Value pools — Markdown View

Why random constants are not enough

Early VAST phases generated fresh literals for every expression. Need an integer? Pick a random number. Need a boolean? Flip a coin.

This produces syntactically diverse programs, but the data flow is shallow. Every value is independent. There is no reuse, no composition, and no dependency between variables. Real programs are different: values flow through assignments, get passed to functions, and combine in expressions that reference earlier results.

Value pools address this by tracking values as they are generated and making them available for reuse.

What a value pool is

A value pool is a collection of expressions available at a given point in the program. As the generator creates variables, loop counters, and branch results, each one is added to the pool. When the generator needs a new expression, it can choose to reuse a value from the pool instead of generating a fresh literal.

Generator needs an Int expression
       |
       +-- 30% chance: reuse a value from the pool
       |
       +-- 20% chance: compose two pool values (e.g., x + y)
       |
       +-- 50% chance: generate a fresh literal or expression

The probabilities are configurable. Higher reuse bias produces programs with more data dependencies. Lower reuse bias produces programs closer to the original random generation.

Pool entries

Each entry in the pool tracks metadata about the value:

Field	What it records
Type	The Vary type (`Int`, `Bool`, `Str`, etc.)
Expression	The AST expression that produces the value
Origin	Where the value came from (local binding, loop iteration, branch join, argument, temporary)
Scope depth	How deeply nested the value is (for visibility checking)
Complexity	Expression depth (simpler values are preferred for reuse)
Dependency depth	How many other pool entries this value transitively depends on
Use count	How many times the value has been reused

Pool origins

Values enter the pool from different sources:

Origin	Example	Priority
Local binding	`let x = 42`	High (named, easy to reference)
Loop carried	`x = x + 1` inside a while loop	Medium
Branch join	Value computed in an if/else branch	Medium
Argument	Function parameter	High
Temporary	Intermediate expression result	Low

Named locals are preferred for reuse because they produce cleaner, more readable generated programs.

How reuse works

When the generator decides to reuse a pool value, it selects from entries that match the required type and are visible at the current scope depth. Selection is biased toward:

Priority	Preference
1	Named locals over temporaries
2	Lower complexity over higher complexity
3	Less frequently used values over heavily used ones
4	Deeper scope (closer to the current position)

This bias produces realistic data flow patterns: values tend to be used near where they are defined, simpler values get reused more than complex expressions, and the generator avoids over-referencing any single variable.

Composition

Instead of reusing a single pool value, the generator can compose two values:

let x = 10
let y = 3
# composed value: x + y (combines two pool entries)
let z = x + y

Composition creates expressions that reference multiple earlier values, producing richer dependency graphs.
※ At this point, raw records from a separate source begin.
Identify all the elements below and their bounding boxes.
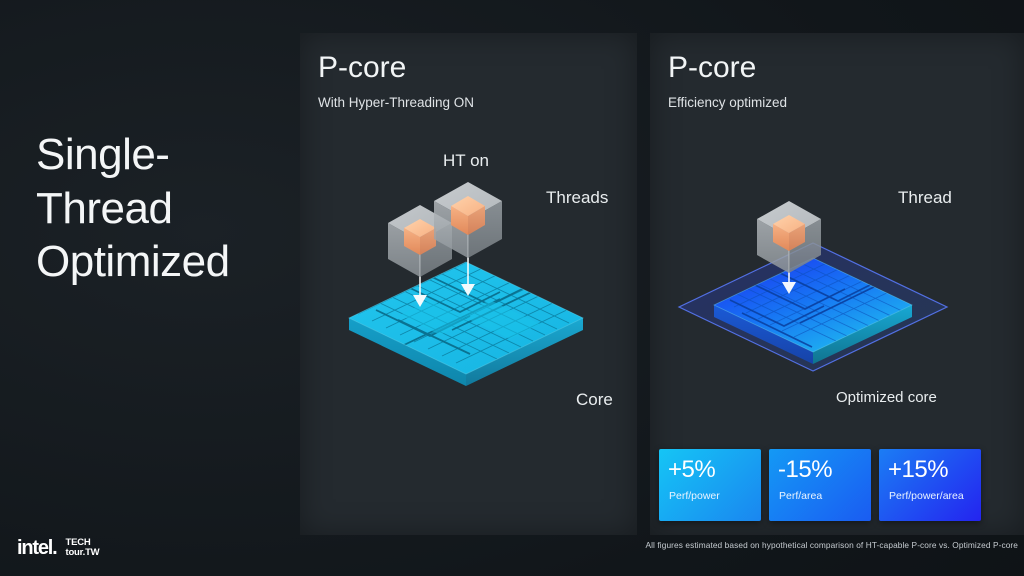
footnote: All figures estimated based on hypotheti…	[645, 540, 1018, 550]
panel-subtitle-right: Efficiency optimized	[668, 95, 787, 110]
stat-card-perf-power-area: +15% Perf/power/area	[879, 449, 981, 521]
intel-logo: intel.	[17, 538, 56, 558]
stat-label: Perf/power	[669, 490, 720, 502]
stat-value: +5%	[668, 456, 715, 484]
stat-card-group: +5% Perf/power -15% Perf/area +15% Perf/…	[659, 449, 981, 521]
stat-value: -15%	[778, 456, 832, 484]
panel-title-right: P-core	[668, 51, 756, 85]
stat-card-perf-area: -15% Perf/area	[769, 449, 871, 521]
label-ht-on: HT on	[443, 151, 489, 171]
tech-tour-logo: TECH tour.TW	[65, 538, 99, 557]
stat-label: Perf/power/area	[889, 490, 964, 502]
panel-title-left: P-core	[318, 51, 406, 85]
panel-subtitle-left: With Hyper-Threading ON	[318, 95, 474, 110]
stat-card-perf-power: +5% Perf/power	[659, 449, 761, 521]
branding-bar: intel. TECH tour.TW	[17, 538, 99, 558]
page-title: Single- Thread Optimized	[36, 128, 296, 289]
stat-value: +15%	[888, 456, 948, 484]
label-core: Core	[576, 390, 613, 410]
label-threads: Threads	[546, 188, 608, 208]
slide-canvas: Single- Thread Optimized P-core With Hyp…	[0, 0, 1024, 576]
tech-tour-line2: tour.TW	[65, 548, 99, 558]
panel-p-core-hyperthreading: P-core With Hyper-Threading ON	[300, 33, 637, 535]
label-thread: Thread	[898, 188, 952, 208]
label-optimized-core: Optimized core	[836, 389, 937, 406]
stat-label: Perf/area	[779, 490, 822, 502]
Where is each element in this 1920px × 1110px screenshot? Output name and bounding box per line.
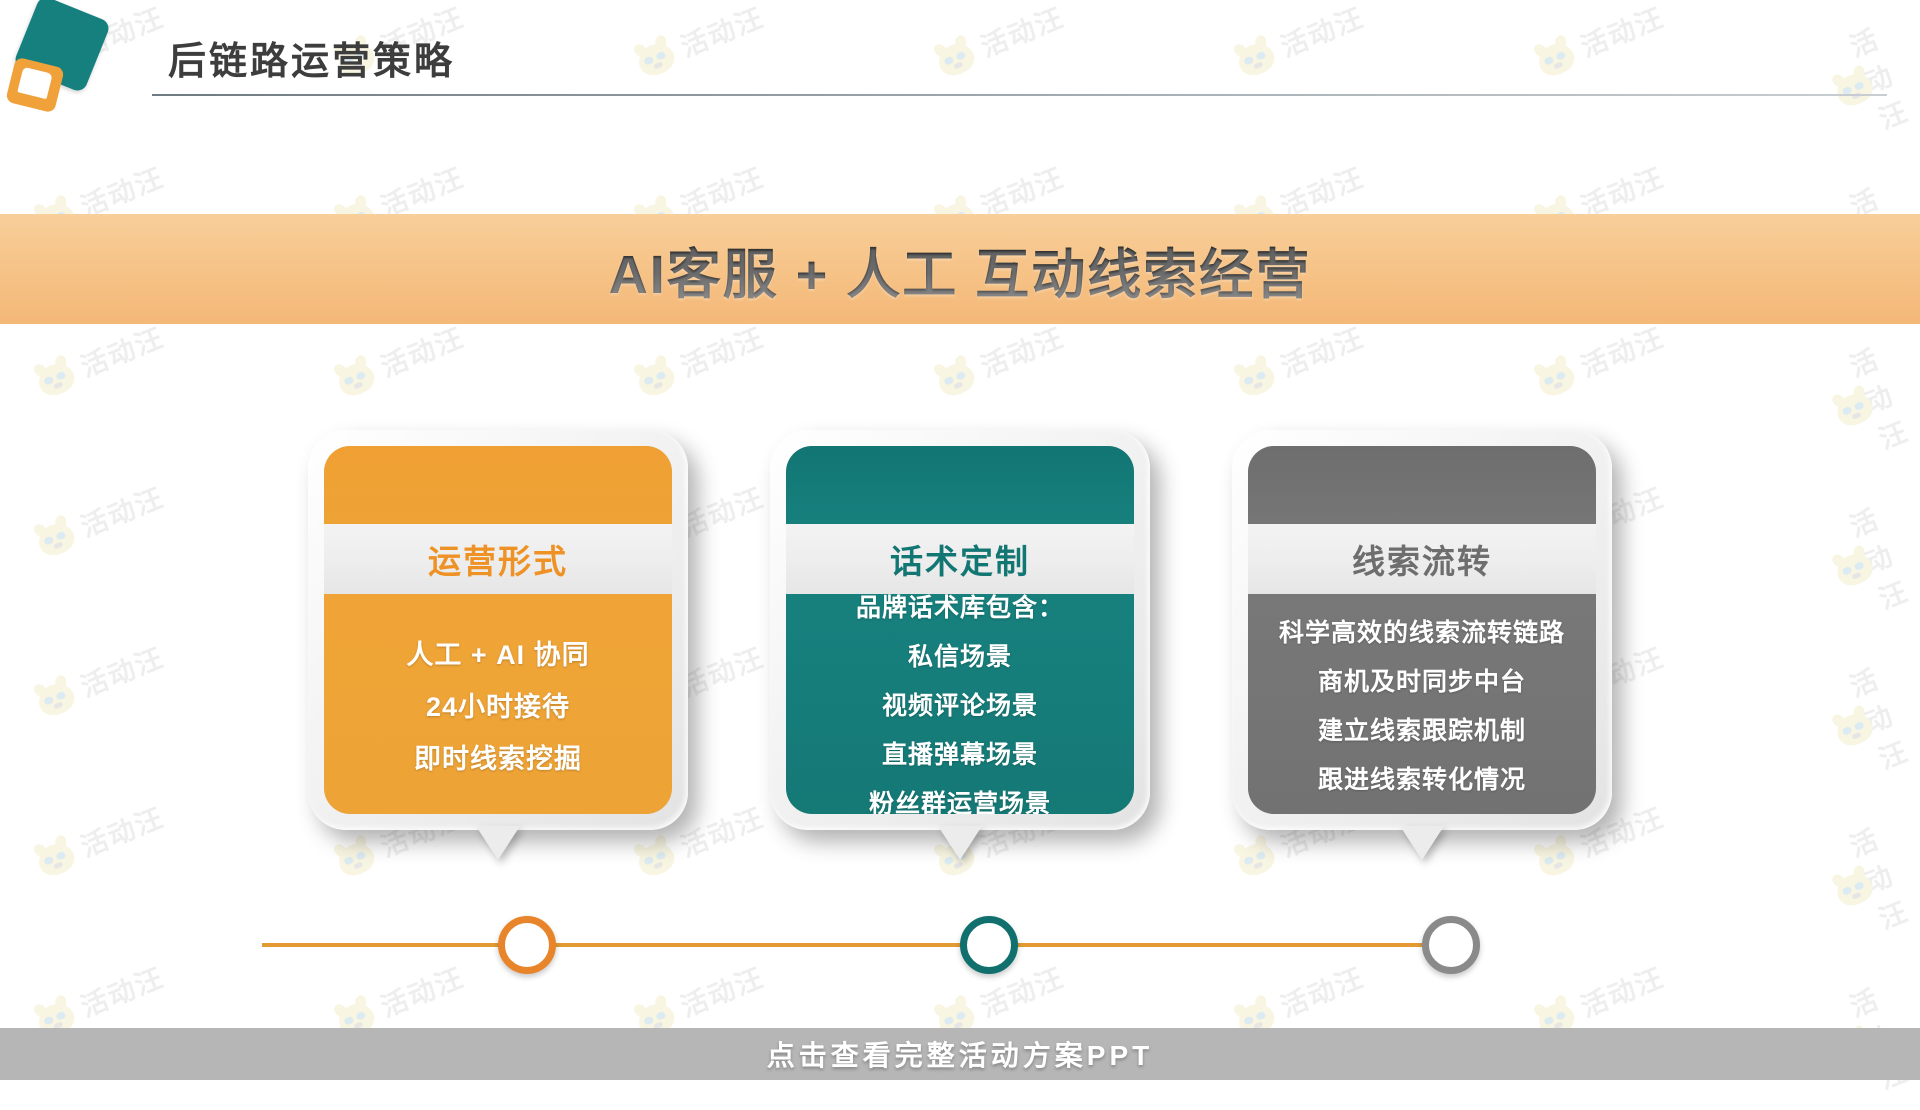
diamond-logo-icon [6,4,126,114]
card-body-line: 私信场景 [908,637,1012,673]
card-title: 运营形式 [428,535,568,583]
card-body-line: 视频评论场景 [882,686,1038,722]
card-title-band: 话术定制 [786,524,1134,594]
card-body-line: 直播弹幕场景 [882,735,1038,771]
card-group: 运营形式人工 + AI 协同24小时接待即时线索挖掘话术定制品牌话术库包含：私信… [0,0,1920,1080]
card-body-line: 商机及时同步中台 [1318,662,1526,698]
card-body-line: 人工 + AI 协同 [406,633,589,672]
card-body: 品牌话术库包含：私信场景视频评论场景直播弹幕场景粉丝群运营场景 [786,594,1134,814]
card-operation-form[interactable]: 运营形式人工 + AI 协同24小时接待即时线索挖掘 [308,430,688,830]
footer-bar[interactable]: 点击查看完整活动方案PPT [0,1028,1920,1080]
card-body: 科学高效的线索流转链路商机及时同步中台建立线索跟踪机制跟进线索转化情况 [1248,594,1596,814]
card-title-band: 线索流转 [1248,524,1596,594]
card-header-block [324,446,672,524]
card-inner: 线索流转科学高效的线索流转链路商机及时同步中台建立线索跟踪机制跟进线索转化情况 [1248,446,1596,814]
header-divider [152,94,1887,96]
card-shell: 话术定制品牌话术库包含：私信场景视频评论场景直播弹幕场景粉丝群运营场景 [770,430,1150,830]
card-lead-flow[interactable]: 线索流转科学高效的线索流转链路商机及时同步中台建立线索跟踪机制跟进线索转化情况 [1232,430,1612,830]
card-title: 话术定制 [890,535,1030,583]
card-body-line: 品牌话术库包含： [856,588,1064,624]
card-pointer-tail [476,826,520,860]
card-body-line: 24小时接待 [426,685,570,724]
card-inner: 话术定制品牌话术库包含：私信场景视频评论场景直播弹幕场景粉丝群运营场景 [786,446,1134,814]
card-body-line: 粉丝群运营场景 [869,784,1051,814]
card-body-line: 即时线索挖掘 [414,737,582,776]
card-shell: 线索流转科学高效的线索流转链路商机及时同步中台建立线索跟踪机制跟进线索转化情况 [1232,430,1612,830]
card-body-line: 跟进线索转化情况 [1318,760,1526,796]
footer-cta-label: 点击查看完整活动方案PPT [767,1034,1153,1074]
card-script-customization[interactable]: 话术定制品牌话术库包含：私信场景视频评论场景直播弹幕场景粉丝群运营场景 [770,430,1150,830]
card-title: 线索流转 [1352,535,1492,583]
card-pointer-tail [1400,826,1444,860]
card-title-band: 运营形式 [324,524,672,594]
card-header-block [786,446,1134,524]
card-header-block [1248,446,1596,524]
card-pointer-tail [938,826,982,860]
page-title: 后链路运营策略 [168,30,455,85]
page-header: 后链路运营策略 [0,0,1920,120]
card-body: 人工 + AI 协同24小时接待即时线索挖掘 [324,594,672,814]
card-body-line: 科学高效的线索流转链路 [1279,613,1565,649]
card-body-line: 建立线索跟踪机制 [1318,711,1526,747]
card-shell: 运营形式人工 + AI 协同24小时接待即时线索挖掘 [308,430,688,830]
card-inner: 运营形式人工 + AI 协同24小时接待即时线索挖掘 [324,446,672,814]
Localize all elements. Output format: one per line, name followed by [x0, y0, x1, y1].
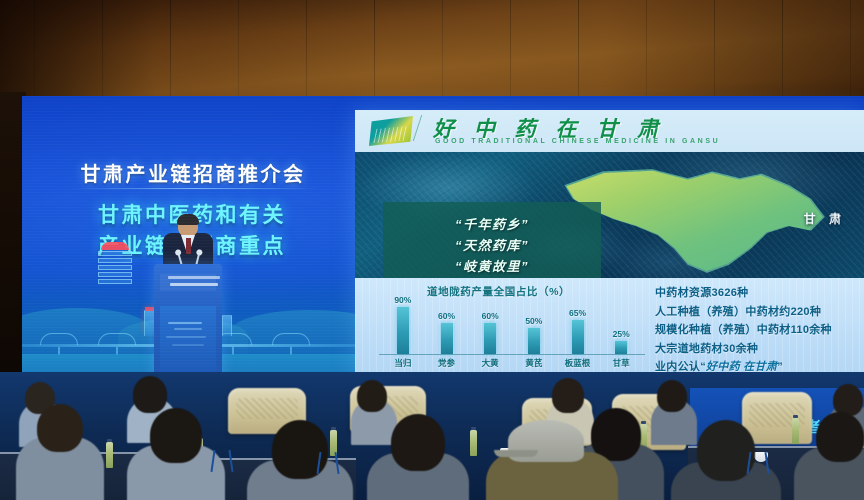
audience-head	[37, 404, 83, 452]
chart-category-label: 黄芪	[514, 357, 554, 369]
logo-divider	[413, 115, 422, 141]
bottle-cap	[471, 427, 476, 430]
fact-line: 人工种植（养殖）中药材约220种	[655, 303, 864, 322]
slide-body: 道地陇药产量全国占比（%） 90%60%60%50%65%25% 当归党参大黄黄…	[355, 278, 864, 380]
audience-head	[150, 408, 202, 463]
chart-category-label: 甘草	[601, 357, 641, 369]
slide-header: 好 中 药 在 甘 肃 GOOD TRADITIONAL CHINESE MED…	[355, 110, 864, 152]
audience-head	[657, 380, 687, 412]
chart-bar-value: 60%	[473, 311, 507, 321]
slogan-line-2: “天然药库”	[455, 235, 529, 256]
slogan-box: “千年药乡” “天然药库” “岐黄故里” 重点中药材品种占全国76%	[383, 202, 601, 278]
audience-cap	[508, 420, 584, 462]
bottle-cap	[793, 415, 798, 418]
water-bottle	[470, 430, 477, 456]
facts-list: 中药材资源3626种人工种植（养殖）中药材约220种规模化种植（养殖）中药材11…	[655, 284, 864, 377]
audience-head	[357, 380, 387, 412]
conference-hall-scene: 甘肃产业链招商推介会 甘肃中医药和有关 产业链及招商重点	[0, 0, 864, 500]
gansu-map-region: 甘 肃 “千年药乡” “天然药库” “岐黄故里” 重点中药材品种占全国76%	[355, 152, 864, 278]
chart-bar	[572, 320, 584, 354]
chart-bar	[615, 341, 627, 354]
chart-category-label: 板蓝根	[558, 357, 598, 369]
audience-head	[816, 412, 864, 462]
fact-line: 大宗道地药材30余种	[655, 340, 864, 359]
chart-x-tick-labels: 当归党参大黄黄芪板蓝根甘草	[381, 357, 643, 373]
audience-head	[591, 408, 641, 461]
chart-bar-value: 25%	[604, 329, 638, 339]
slogan-line-1: “千年药乡”	[455, 214, 529, 235]
chart-bar-value: 65%	[561, 308, 595, 318]
bottle-cap	[331, 427, 336, 430]
chart-bars: 90%60%60%50%65%25%	[381, 296, 643, 354]
bottle-cap	[107, 439, 112, 442]
chart-category-label: 当归	[383, 357, 423, 369]
water-bottle	[106, 442, 113, 468]
fact-line: 中药材资源3626种	[655, 284, 864, 303]
chart-category-label: 党参	[427, 357, 467, 369]
chart-bar-value: 50%	[517, 316, 551, 326]
audience-head	[552, 378, 584, 413]
audience-head	[391, 414, 445, 471]
chart-bar	[528, 328, 540, 354]
slide-header-subtitle: GOOD TRADITIONAL CHINESE MEDICINE IN GAN…	[435, 138, 720, 145]
cap-brim	[494, 450, 538, 457]
chart-category-label: 大黄	[470, 357, 510, 369]
chart-bar	[397, 307, 409, 354]
map-label: 甘 肃	[804, 210, 846, 227]
audience-head	[133, 376, 167, 413]
fact-line: 规模化种植（养殖）中药材110余种	[655, 321, 864, 340]
chart-bar-value: 90%	[386, 295, 420, 305]
audience-chair	[742, 392, 812, 444]
chart-bar	[484, 323, 496, 354]
chart-bar	[441, 323, 453, 354]
presentation-slide: 好 中 药 在 甘 肃 GOOD TRADITIONAL CHINESE MED…	[355, 110, 864, 380]
production-share-chart: 道地陇药产量全国占比（%） 90%60%60%50%65%25% 当归党参大黄黄…	[373, 282, 649, 376]
audience-head	[272, 420, 328, 479]
bottle-cap	[641, 421, 646, 424]
water-bottle	[792, 418, 799, 444]
chart-x-axis	[379, 354, 645, 355]
slogan-line-3: “岐黄故里”	[455, 256, 529, 277]
chart-bar-value: 60%	[430, 311, 464, 321]
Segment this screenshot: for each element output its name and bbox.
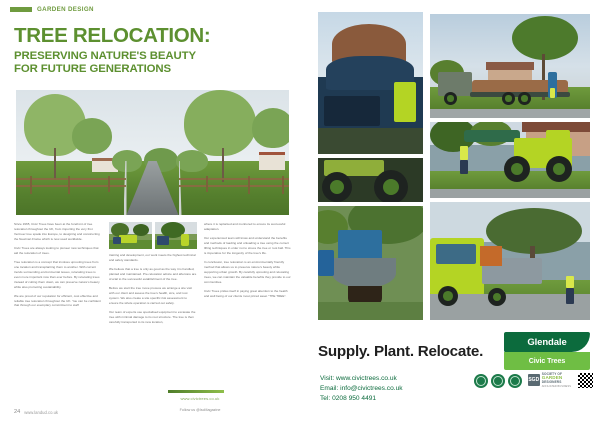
inline-photo-pair bbox=[109, 222, 197, 249]
paragraph: Our team of experts use specialised equi… bbox=[109, 310, 197, 325]
photo-truck-transporting-tree bbox=[430, 14, 590, 118]
photo-tree-spade-digging bbox=[318, 206, 423, 320]
magazine-spread: GARDEN DESIGN TREE RELOCATION: PRESERVIN… bbox=[0, 0, 600, 424]
hero-fence-post-2 bbox=[68, 176, 70, 194]
tagline: Supply. Plant. Relocate. bbox=[318, 343, 483, 360]
photo-4-wheel-front bbox=[504, 156, 530, 182]
paragraph: Before we start the tree move process we… bbox=[109, 286, 197, 306]
contact-details: Visit: www.civictrees.co.uk Email: info@… bbox=[320, 374, 403, 404]
paragraph: Civic Trees are always looking to pionee… bbox=[14, 246, 102, 256]
photo-2-tree-canopy bbox=[512, 16, 578, 60]
left-page-footer: 24 www.landud.co.uk bbox=[14, 409, 58, 415]
hero-fence-post-4 bbox=[206, 176, 208, 192]
right-page: Supply. Plant. Relocate. Glendale Civic … bbox=[306, 0, 600, 424]
photo-2-worker bbox=[550, 88, 555, 98]
inline-photo-1-cab bbox=[113, 237, 121, 244]
cert-badge-3-icon bbox=[508, 374, 522, 388]
photo-6-wheel-1 bbox=[438, 286, 458, 306]
headline-block: TREE RELOCATION: PRESERVING NATURE'S BEA… bbox=[14, 26, 294, 76]
hero-fence-post-3 bbox=[108, 176, 110, 192]
photo-2-wheel-1 bbox=[444, 92, 457, 105]
paragraph: We believe that a tree is only as good a… bbox=[109, 267, 197, 282]
headline-sub-line-2: FOR FUTURE GENERATIONS bbox=[14, 63, 294, 76]
logo-glendale-text: Glendale bbox=[504, 332, 590, 352]
hero-trunk-left bbox=[54, 148, 56, 180]
paragraph: Civic Trees prides itself in paying grea… bbox=[204, 289, 292, 299]
tagline-row: Supply. Plant. Relocate. Glendale Civic … bbox=[318, 330, 590, 372]
paragraph: Since 1965, Civic Trees have been at the… bbox=[14, 222, 102, 242]
photo-2-truck-cab bbox=[438, 72, 472, 96]
photo-1-lower-frame bbox=[324, 96, 380, 126]
mid-footer-url[interactable]: www.civictrees.co.uk bbox=[150, 396, 250, 401]
kicker-label: GARDEN DESIGN bbox=[37, 6, 94, 13]
article-columns: Since 1965, Civic Trees have been at the… bbox=[14, 222, 292, 397]
photo-3-tyre-left bbox=[322, 172, 352, 202]
hero-tree-large-right bbox=[184, 90, 256, 156]
photo-green-lorry-trailer bbox=[430, 202, 590, 320]
hero-fence-post-1 bbox=[30, 176, 32, 194]
article-column-3: where it is replanted and monitored to e… bbox=[204, 222, 292, 397]
paragraph: where it is replanted and monitored to e… bbox=[204, 222, 292, 232]
photo-6-worker-legs bbox=[566, 288, 574, 304]
hero-tree-mid-right bbox=[252, 108, 289, 148]
photo-tractor-wheels bbox=[318, 158, 423, 202]
paragraph: We are proud of our reputation for effic… bbox=[14, 294, 102, 309]
mid-footer-block: www.civictrees.co.uk Follow us @lscMagaz… bbox=[150, 390, 250, 412]
hero-tree-distant-1 bbox=[112, 150, 142, 172]
photo-4-wheel-rear bbox=[546, 156, 572, 182]
logo-civic-trees-text: Civic Trees bbox=[504, 352, 590, 370]
photo-2-road bbox=[430, 109, 590, 118]
qr-code-icon[interactable] bbox=[577, 372, 594, 389]
glendale-civic-trees-logo: Glendale Civic Trees bbox=[504, 332, 590, 370]
photo-tree-spade-blades bbox=[318, 12, 423, 154]
photo-4-path bbox=[430, 189, 590, 198]
hero-tree-mid-left bbox=[72, 118, 112, 154]
inline-photo-1 bbox=[109, 222, 152, 249]
headline-sub-line-1: PRESERVING NATURE'S BEAUTY bbox=[14, 50, 294, 63]
photo-5-ground bbox=[318, 302, 423, 320]
mid-footer-follow: Follow us @lscMagazine bbox=[150, 408, 250, 412]
photo-3-tyre-right bbox=[374, 170, 408, 202]
photo-1-foreground bbox=[318, 128, 423, 154]
hero-photo bbox=[16, 90, 289, 215]
photo-6-wheel-2 bbox=[488, 288, 506, 306]
contact-visit[interactable]: Visit: www.civictrees.co.uk bbox=[320, 374, 403, 384]
hero-fence-post-6 bbox=[282, 176, 284, 194]
photo-4-worker-legs bbox=[460, 160, 468, 174]
photo-6-load bbox=[480, 246, 502, 266]
hero-house-right bbox=[259, 152, 285, 170]
photo-4-loader-cab bbox=[546, 130, 570, 146]
paragraph: In conclusion, tree relocation is an env… bbox=[204, 260, 292, 285]
inline-photo-2-equipment bbox=[157, 236, 169, 245]
hero-fence-post-5 bbox=[248, 176, 250, 194]
inline-photo-2 bbox=[155, 222, 198, 249]
sgd-line-4: AFFILIATED BUSINESS bbox=[542, 386, 571, 389]
sgd-mark-icon: SGD bbox=[528, 374, 540, 386]
photo-5-machine-left bbox=[318, 250, 334, 276]
photo-6-worker-vest bbox=[566, 276, 574, 288]
photo-2-wheel-3 bbox=[518, 92, 531, 105]
paragraph: training and development, our work meets… bbox=[109, 253, 197, 263]
hero-fence-right-top bbox=[179, 178, 289, 180]
photo-6-windscreen bbox=[436, 244, 476, 264]
footer-url[interactable]: www.landud.co.uk bbox=[24, 410, 58, 415]
photo-2-roof bbox=[486, 62, 534, 70]
section-kicker: GARDEN DESIGN bbox=[10, 6, 94, 13]
photo-5-spade-cone bbox=[332, 258, 396, 288]
mid-footer-bar bbox=[168, 390, 224, 393]
cert-badge-1-icon bbox=[474, 374, 488, 388]
certification-badges: SGD SOCIETY OF GARDEN DESIGNERS AFFILIAT… bbox=[474, 372, 594, 389]
headline-main: TREE RELOCATION: bbox=[14, 26, 294, 47]
paragraph: Our experienced team will know and under… bbox=[204, 236, 292, 256]
article-column-2: training and development, our work meets… bbox=[109, 222, 197, 397]
article-column-1: Since 1965, Civic Trees have been at the… bbox=[14, 222, 102, 397]
photo-green-loader-lifting-tree bbox=[430, 122, 590, 198]
photo-4-crane-arm bbox=[464, 130, 520, 142]
paragraph: Tree relocation is a concept that involv… bbox=[14, 260, 102, 290]
inline-photo-1-machine bbox=[119, 235, 137, 243]
contact-tel[interactable]: Tel: 0208 950 4491 bbox=[320, 394, 403, 404]
sgd-logo: SGD SOCIETY OF GARDEN DESIGNERS AFFILIAT… bbox=[528, 373, 571, 389]
inline-photo-2-worker bbox=[181, 234, 189, 246]
sgd-text-block: SOCIETY OF GARDEN DESIGNERS AFFILIATED B… bbox=[542, 373, 571, 389]
hero-fence-right-bottom bbox=[179, 185, 289, 187]
left-page: GARDEN DESIGN TREE RELOCATION: PRESERVIN… bbox=[0, 0, 306, 424]
page-number: 24 bbox=[14, 409, 20, 415]
hero-trunk-right bbox=[222, 148, 224, 182]
photo-4-worker-vest bbox=[460, 146, 468, 160]
photo-2-wheel-2 bbox=[502, 92, 515, 105]
contact-email[interactable]: Email: info@civictrees.co.uk bbox=[320, 384, 403, 394]
photo-grid bbox=[318, 12, 590, 320]
kicker-bar-icon bbox=[10, 7, 32, 12]
cert-badge-2-icon bbox=[491, 374, 505, 388]
photo-1-yellow-part bbox=[394, 82, 416, 122]
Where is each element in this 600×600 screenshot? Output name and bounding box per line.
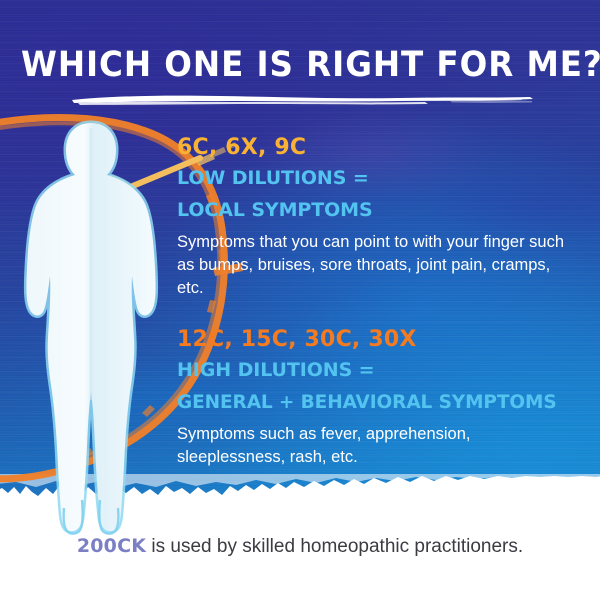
subhead-low-line1: LOW DILUTIONS =	[177, 167, 581, 190]
brush-stroke-underline-icon	[70, 92, 535, 108]
infographic-poster: WHICH ONE IS RIGHT FOR ME?	[0, 0, 600, 600]
footer-note-text: is used by skilled homeopathic practitio…	[146, 536, 523, 557]
paint-bottom-torn-edge	[0, 474, 600, 512]
footer-note: 200CK is used by skilled homeopathic pra…	[0, 533, 600, 560]
dose-label-high: 12C, 15C, 30C, 30X	[177, 326, 581, 354]
page-title: WHICH ONE IS RIGHT FOR ME?	[21, 45, 579, 85]
body-text-low: Symptoms that you can point to with your…	[177, 231, 581, 300]
subhead-high-line2: GENERAL + BEHAVIORAL SYMPTOMS	[177, 391, 581, 414]
body-text-high: Symptoms such as fever, apprehension, sl…	[177, 423, 581, 469]
content-column: 6C, 6X, 9C LOW DILUTIONS = LOCAL SYMPTOM…	[177, 134, 581, 469]
footer-strength-label: 200CK	[77, 535, 146, 557]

The maximum composition complexity is configurable to prevent deeply nested expressions.

Edge cases that pools enable

Value pools improve VAST's ability to find edge-case bugs because they create programs with specific value patterns:

Pattern	How pools produce it	What it tests
Zero interactions	Reuse a variable that holds `0` in arithmetic	Division by zero, multiply by zero
Identity operations	Compose `x + 0`, `x * 1` with pool values	Optimizer correctness for identities
Aliasing	Reuse the same variable in multiple contexts	Variable scoping and register allocation
Accumulation	Loop-carried values that grow over iterations	Loop variable overflow, accumulator correctness

Without pools, these patterns only appear by coincidence. With pools, they appear regularly because the generator deliberately reuses values.

Configuration

Pool behaviour is controlled by five parameters:

Parameter	Default	Description
Reuse bias	30	Probability (0-100) of reusing a pool value
Composition bias	20	Probability (0-100) of composing two pool values
Diversity penalty	1	Bonus for selecting less-used entries
Max dependency depth	4	Maximum transitive dependencies for a pool entry
Max composition complexity	3	Maximum expression depth when composing

These defaults produce a balance between fresh generation and value reuse. Higher reuse and composition biases produce programs with deeper data flow at the cost of less syntactic variety.

Metrics

VAST tracks pool statistics during generation:

Metric	What it measures
Pool size over time	How many entries are available at each generation step
Reuse and composition ratios	How often each strategy is selected
Dependency depth distribution	How deep the transitive chains get
Named local prevalence	What fraction of reused values are named locals

These metrics help tune pool configuration and verify that value pools are actually producing the intended data flow patterns.